Recent research led by Bernd Hanke of Global Systematic Investors and Aneel Keswani Cass Business School in London, concludes that equal-weighted funds offer greater diversification and typically perform better.
Against that background, here are two equally-weighted ETFs that could appeal to investors who do not want to buy top-heavy funds concentrated in a handful of stocks.
1. Invesco S&P 500 Equal Weight ETF
Current Price: $149.15
52-Week Range: $94.86 - $152.85
Dividend Yield: 1.36%
Expense Ratio: 0.20% per year
The Invesco S&P 500® Equal Weight ETF (NYSE:RSP) is an equal-weighted version of SPY. Since its inception in April 2003, net assets have reached $27.8 billion.
RSP tracks the S&P 500 Equal Weighted Index, which equally weights the stocks in the S&P 500 Index. Both the index and the fund are rebalanced quarterly.
The top 10 stocks comprise close to 2.5% of the fund. Among the leading names are the steelmaker Nucor (NYSE:NUE), railroad and line-haul operator Kansas City Southern (NYSE:KSU), consumer credit reporting agency Equifax (NYSE:EFX), electronic data storage group Seagate Technology (NASDAQ:STX) and package delivery giant United Parcel Service (NYSE:UPS). The giant tech companies, including Apple, MSFT and AMZN, each have a weighting of 0.20%.
In the past 12 months, RSP is up almost 56% and has returned 16.1% year-to-date (YTD). By comparison, SPY is up 40.8% in the past year and 9.9% YTD. Put another way, the size factor has meant that RSP has outperformed SPY in recent months. Both ETFs hit all-time highs in early May.
We believe the fund could be appropriate for most long-term portfolios. Its forward P/E and P/B ratios stand at 20.76 and 3, respectively. A potential decline toward $145 or below would offer better value.
2. SPDR S&P Biotech ETF
Current Price: $127.57
52-Week Range: $97.15 - $174.79
Dividend Yield: 0.26%
Expense Ratio: 0.35% per year
This fund comes from the health space. The SPDR® S&P Biotech ETF (NYSE:XBI) invests in 170 biotechnology stocks. The fund started trading in January 2006, and net assets stand at $6.8 billion.
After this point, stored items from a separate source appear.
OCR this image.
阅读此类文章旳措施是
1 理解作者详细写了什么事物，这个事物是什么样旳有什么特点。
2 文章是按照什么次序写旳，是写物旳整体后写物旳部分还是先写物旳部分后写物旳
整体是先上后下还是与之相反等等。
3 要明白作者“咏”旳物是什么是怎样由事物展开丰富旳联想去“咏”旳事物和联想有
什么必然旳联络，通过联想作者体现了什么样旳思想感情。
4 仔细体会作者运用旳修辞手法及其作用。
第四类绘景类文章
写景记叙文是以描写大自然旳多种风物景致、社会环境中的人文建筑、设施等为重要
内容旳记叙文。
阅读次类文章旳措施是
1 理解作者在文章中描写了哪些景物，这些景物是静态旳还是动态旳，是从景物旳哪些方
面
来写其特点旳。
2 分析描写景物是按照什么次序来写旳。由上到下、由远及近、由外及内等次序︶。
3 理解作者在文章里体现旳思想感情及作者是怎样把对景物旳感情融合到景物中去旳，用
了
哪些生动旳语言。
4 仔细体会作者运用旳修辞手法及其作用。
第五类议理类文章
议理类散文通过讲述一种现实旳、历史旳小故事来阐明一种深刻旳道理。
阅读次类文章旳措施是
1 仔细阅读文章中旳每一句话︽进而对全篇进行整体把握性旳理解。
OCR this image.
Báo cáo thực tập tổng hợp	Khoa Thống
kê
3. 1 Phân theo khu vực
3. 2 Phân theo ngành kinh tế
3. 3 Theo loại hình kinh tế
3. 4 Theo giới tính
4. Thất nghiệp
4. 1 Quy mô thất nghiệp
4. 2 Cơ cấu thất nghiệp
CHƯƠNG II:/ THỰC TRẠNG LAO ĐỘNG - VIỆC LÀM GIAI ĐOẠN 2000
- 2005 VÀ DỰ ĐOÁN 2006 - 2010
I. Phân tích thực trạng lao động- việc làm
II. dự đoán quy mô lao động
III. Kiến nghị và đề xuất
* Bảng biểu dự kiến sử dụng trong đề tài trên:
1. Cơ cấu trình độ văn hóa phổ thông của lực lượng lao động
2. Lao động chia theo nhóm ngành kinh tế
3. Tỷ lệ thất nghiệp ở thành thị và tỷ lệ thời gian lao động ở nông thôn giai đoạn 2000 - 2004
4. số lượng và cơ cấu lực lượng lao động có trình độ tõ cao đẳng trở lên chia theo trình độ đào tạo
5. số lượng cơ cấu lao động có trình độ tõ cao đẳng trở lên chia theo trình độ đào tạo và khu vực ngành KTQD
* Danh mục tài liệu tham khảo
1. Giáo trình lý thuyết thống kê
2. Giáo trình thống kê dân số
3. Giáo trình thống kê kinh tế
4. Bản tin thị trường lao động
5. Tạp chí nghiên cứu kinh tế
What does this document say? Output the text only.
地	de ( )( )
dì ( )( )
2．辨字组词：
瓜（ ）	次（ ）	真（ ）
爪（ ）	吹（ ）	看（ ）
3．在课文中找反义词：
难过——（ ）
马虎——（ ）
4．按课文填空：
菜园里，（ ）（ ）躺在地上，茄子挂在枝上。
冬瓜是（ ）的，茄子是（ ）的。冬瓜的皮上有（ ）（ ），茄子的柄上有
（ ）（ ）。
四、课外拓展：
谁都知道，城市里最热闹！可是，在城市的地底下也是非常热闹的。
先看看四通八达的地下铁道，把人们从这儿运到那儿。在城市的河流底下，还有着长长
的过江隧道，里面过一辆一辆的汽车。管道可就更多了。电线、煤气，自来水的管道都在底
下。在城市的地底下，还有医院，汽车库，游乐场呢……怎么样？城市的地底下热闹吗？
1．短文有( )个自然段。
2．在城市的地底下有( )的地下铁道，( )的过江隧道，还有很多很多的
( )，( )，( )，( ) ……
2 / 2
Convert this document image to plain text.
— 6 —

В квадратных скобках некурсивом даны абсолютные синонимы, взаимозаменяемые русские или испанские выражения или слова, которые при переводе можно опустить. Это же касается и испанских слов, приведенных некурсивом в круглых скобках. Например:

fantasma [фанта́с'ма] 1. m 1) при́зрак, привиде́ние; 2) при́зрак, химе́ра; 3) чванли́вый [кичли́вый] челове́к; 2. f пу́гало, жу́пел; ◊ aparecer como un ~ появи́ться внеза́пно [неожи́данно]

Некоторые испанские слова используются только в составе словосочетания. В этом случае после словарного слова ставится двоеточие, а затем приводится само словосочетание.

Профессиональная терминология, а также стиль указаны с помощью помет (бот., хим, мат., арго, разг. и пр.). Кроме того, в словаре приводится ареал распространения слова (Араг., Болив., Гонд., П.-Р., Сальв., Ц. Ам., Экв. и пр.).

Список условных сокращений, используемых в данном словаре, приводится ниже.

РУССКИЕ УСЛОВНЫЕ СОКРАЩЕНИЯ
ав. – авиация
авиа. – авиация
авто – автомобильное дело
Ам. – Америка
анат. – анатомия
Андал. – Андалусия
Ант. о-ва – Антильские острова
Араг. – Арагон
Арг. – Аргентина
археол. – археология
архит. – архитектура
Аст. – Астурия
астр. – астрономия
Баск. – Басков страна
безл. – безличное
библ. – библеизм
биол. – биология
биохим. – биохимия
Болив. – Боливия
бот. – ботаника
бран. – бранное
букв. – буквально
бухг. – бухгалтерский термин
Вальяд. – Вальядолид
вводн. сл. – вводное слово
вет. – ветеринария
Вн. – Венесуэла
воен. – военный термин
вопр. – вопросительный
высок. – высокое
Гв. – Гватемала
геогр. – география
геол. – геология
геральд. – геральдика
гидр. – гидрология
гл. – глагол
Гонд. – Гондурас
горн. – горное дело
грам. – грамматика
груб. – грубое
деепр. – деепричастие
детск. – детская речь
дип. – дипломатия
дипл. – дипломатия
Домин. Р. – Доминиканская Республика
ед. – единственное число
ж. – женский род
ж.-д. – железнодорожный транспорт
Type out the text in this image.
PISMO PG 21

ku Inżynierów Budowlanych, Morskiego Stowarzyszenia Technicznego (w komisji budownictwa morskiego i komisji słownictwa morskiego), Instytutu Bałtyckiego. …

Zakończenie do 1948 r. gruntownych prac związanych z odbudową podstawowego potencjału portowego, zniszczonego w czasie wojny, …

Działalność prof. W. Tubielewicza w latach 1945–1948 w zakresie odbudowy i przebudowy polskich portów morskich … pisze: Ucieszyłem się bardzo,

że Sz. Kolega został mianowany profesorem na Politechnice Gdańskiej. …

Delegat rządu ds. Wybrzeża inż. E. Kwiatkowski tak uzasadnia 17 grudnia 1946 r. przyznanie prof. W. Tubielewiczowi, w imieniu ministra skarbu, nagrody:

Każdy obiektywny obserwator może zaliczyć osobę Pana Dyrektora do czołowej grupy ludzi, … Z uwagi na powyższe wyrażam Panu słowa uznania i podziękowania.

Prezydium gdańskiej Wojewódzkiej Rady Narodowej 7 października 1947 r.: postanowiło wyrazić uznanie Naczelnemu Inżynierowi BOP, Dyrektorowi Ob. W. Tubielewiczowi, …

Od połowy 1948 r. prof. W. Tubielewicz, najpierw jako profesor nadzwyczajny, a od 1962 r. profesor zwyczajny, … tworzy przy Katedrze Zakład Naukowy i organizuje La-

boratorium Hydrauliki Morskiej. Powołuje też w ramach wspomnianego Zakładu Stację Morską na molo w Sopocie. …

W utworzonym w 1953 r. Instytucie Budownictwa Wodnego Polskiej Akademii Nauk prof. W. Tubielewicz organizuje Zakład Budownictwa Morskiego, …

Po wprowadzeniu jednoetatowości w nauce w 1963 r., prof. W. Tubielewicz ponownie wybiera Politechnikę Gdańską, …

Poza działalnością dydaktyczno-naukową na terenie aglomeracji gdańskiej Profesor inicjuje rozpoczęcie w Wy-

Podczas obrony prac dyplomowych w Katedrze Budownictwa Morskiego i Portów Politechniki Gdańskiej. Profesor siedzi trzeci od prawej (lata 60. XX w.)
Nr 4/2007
XBI tracks the S&P Biotechnology Select Industry, which is equal-weighted. Around 9.5% of the fund is in the top 10 companies, whose market caps range from $1.1 billion to $63.5 billion.
Among the top names in its roster: Curis (NASDAQ:CRIS), which concentrates on cancer treatments; United Therapeutics (NASDAQ:UTHR), which focuses is on treatment of chronic and life-threatening conditions; biopharma group Alexion Pharmaceuticals (NASDAQ:ALXN); Moderna (NASDAQ:MRNA), which has developed one of the leading vaccines against COVID-19; and Humanigen (NASDAQ:HGEN), which focuses on rare diseases.
Most analysts concur that the biotechnology sector is innovative. The rush to develop vaccines and treatments for the pandemic is a testament to the growth potential of the industry. In the past 12 months, XBI returned more than 21% and hit an all-time high on Feb. 9. However, YTD, the fund is down 11.2%. We like the diversity of the fund. Potential investors could consider investing in XBI around these levels.
On a final note, by comparison, the iShares Nasdaq Biotechnology ETF (NASDAQ:IBB), which is a cap-weighted fund, has returned 11% in the past 12 months, but is down almost 2% YTD. It is another widely-followed ETF with close to $10 billion under management.